In a foolish attempt to postpone doing anything serious about budget deficits, states have resorted to various can-kicking procedures to delay the inevitable (and much needed) firing of government bureaucrats and reducing public union salaries and pension benefits.
For example: Illinois simply does not pay its bills, Arizona sold its House of Representatives and Senate buildings, and California Governor Arnold Schwarzenegger, facing a $19 billion budget deficit for the year that began this month, is trying to force 200,000 state workers onto minimum wages temporarily.
Texas is investigating yet another can-kicking exercise, this one involves paying benefits to the unemployed. Please consider Texas may sell $2 bln of debt for unemployment fund
Texas might refill its unemployment trust fund by selling $2 billion of debt later this year, a strategy that cut its borrowing costs in the last downturn, according to a state official.
Along with at least 33 other states, Texas has also borrowed from the federal government, which will start charging interest at the end of this year.
By early May, U.S. states had borrowed a total of $38.9 billion from the federal government to pay unemployment benefits, according to a Government Accountability Office report.
Texas has taken out a $1.3 billion loan, but its own debt, which would be issued through the Texas Public Finance Authority, could have lower interest rates than what the federal government would charge [said Ann Hatchitt, a spokeswoman for the Texas Workforce Commission].
Structural Problems Numerous and Deep
Texas needs to bite the bullet and fire government workers. The irony is doing so will increase the underfunding of its unemployment insurance plan. However, Texas would save far more by slashing government expenses than it would lose in benefit payments.
These various can-kicking measures (See Municipal Bonds Benefit as States Kick the Can Down the Road; How Long can it Last? for numerous details), have one fatal flaw.
States all assume this is the typical garden variety recession quickly cured by the Fed slashing interest rates and sugar-daddy Congress sloshing dollars around.
Clearly, that’s not the case as numerous data points (and trillions of dollars in wasted stimulus efforts) have proven.
Unemployment is high and it is going to stay that way until the structural problems are addressed. Unfortunately the Obama administration is adding to the structural problems instead of fixing them.

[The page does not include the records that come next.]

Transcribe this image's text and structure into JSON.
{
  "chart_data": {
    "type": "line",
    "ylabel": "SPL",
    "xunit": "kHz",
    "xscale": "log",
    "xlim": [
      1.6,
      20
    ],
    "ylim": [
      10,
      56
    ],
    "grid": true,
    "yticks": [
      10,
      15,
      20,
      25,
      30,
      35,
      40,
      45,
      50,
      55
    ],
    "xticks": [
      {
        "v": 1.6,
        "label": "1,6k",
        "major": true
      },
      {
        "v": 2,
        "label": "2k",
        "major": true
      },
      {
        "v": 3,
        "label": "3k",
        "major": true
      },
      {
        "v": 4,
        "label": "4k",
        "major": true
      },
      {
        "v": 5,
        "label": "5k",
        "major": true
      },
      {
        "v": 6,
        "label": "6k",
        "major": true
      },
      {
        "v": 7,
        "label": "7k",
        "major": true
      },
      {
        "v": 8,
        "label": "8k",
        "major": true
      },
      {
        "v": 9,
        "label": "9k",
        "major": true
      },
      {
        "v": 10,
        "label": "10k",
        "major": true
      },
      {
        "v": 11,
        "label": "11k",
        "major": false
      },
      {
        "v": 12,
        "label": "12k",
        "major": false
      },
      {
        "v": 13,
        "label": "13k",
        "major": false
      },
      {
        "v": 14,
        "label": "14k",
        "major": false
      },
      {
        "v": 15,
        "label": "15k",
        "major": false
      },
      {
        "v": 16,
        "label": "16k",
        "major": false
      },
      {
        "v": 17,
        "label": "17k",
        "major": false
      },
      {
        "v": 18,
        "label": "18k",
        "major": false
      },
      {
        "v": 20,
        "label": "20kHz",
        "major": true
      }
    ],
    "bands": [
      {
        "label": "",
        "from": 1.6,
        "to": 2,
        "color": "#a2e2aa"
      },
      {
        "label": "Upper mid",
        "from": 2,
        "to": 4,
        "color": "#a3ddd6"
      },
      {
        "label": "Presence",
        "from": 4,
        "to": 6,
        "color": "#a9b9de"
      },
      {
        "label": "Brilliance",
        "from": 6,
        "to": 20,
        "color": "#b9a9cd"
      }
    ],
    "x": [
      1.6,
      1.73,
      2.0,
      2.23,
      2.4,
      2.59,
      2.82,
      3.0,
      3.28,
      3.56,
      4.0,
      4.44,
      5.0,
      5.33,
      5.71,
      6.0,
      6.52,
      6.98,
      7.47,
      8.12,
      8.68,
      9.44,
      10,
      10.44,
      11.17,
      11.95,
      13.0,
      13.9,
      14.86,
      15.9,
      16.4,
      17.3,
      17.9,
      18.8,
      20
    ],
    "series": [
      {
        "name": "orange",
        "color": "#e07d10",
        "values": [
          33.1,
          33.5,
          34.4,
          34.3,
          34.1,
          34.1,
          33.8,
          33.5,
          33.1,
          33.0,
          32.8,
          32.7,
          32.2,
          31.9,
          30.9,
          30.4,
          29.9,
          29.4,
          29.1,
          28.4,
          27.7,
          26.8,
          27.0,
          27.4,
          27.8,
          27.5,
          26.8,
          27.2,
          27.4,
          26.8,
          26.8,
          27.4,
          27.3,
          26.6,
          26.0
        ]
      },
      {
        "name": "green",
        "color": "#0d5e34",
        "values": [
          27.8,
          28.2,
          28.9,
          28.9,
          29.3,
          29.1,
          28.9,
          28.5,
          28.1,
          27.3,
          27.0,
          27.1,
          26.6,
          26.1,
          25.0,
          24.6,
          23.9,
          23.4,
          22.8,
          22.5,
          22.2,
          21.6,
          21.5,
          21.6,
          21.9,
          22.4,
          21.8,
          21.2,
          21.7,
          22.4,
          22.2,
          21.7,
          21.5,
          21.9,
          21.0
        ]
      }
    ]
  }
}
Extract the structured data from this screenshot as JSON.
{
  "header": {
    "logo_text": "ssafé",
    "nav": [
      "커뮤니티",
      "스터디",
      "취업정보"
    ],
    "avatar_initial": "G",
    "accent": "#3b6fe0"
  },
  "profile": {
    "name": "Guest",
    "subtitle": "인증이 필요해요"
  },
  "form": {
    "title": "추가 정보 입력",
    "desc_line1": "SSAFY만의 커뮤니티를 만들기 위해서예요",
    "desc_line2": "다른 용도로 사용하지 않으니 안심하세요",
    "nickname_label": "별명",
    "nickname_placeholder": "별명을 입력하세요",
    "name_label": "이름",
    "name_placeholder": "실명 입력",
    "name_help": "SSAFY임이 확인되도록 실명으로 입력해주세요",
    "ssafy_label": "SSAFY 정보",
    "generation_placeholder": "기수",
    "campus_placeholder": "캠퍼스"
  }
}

For discussion on structural problems please see Krugman vs. Greenspan on “That ’30s Feeling”; Calculated Risk Sides with Krugman, I Side with Greenspan.
Fix the Structural Problems
Instead of “jobs programs” per se, we need to fix the structural problems: Unsustainable pension promises and government wages, debt at every level, corporate tax policies that encourage jobs to move overseas (deferral of taxes on profits held overseas and excessive corporate taxes in the US), and the entire tax and spend structure at every level, especially the public level.
If we address the structural problems, jobs will eventually take care of themselves.
Krugman is on the wrong side of this debate while Greenspan is mostly right. However, no one will pay any heed to the now discredited Greenspan who ironically was worshiped for all the things he got wrong and ignored the few times he ever said anything that made any sense.
Not the Typical Recession
The structural problems have not gone away at the city level, the county level, the state level, the federal level, or in the pathetic “too big to fail” moral hazard policies at the Fed. Yet, amazingly people think (and states are acting) as if the economy will come roaring back “like it always does”.
Since someone is apt to call me on that last sentence, I may as well defend it in advance.
I am not saying “It’s different this time”. Rather, I am saying this is more like the great depression than the typical garden variety recession. Those who think otherwise are the ones suggesting “It’s different this time”, not me.
Sadly, neither Congress nor the states (with the sole exception of Governor Chris Christie) have shown any inclination to fixing the massive structural problems we face.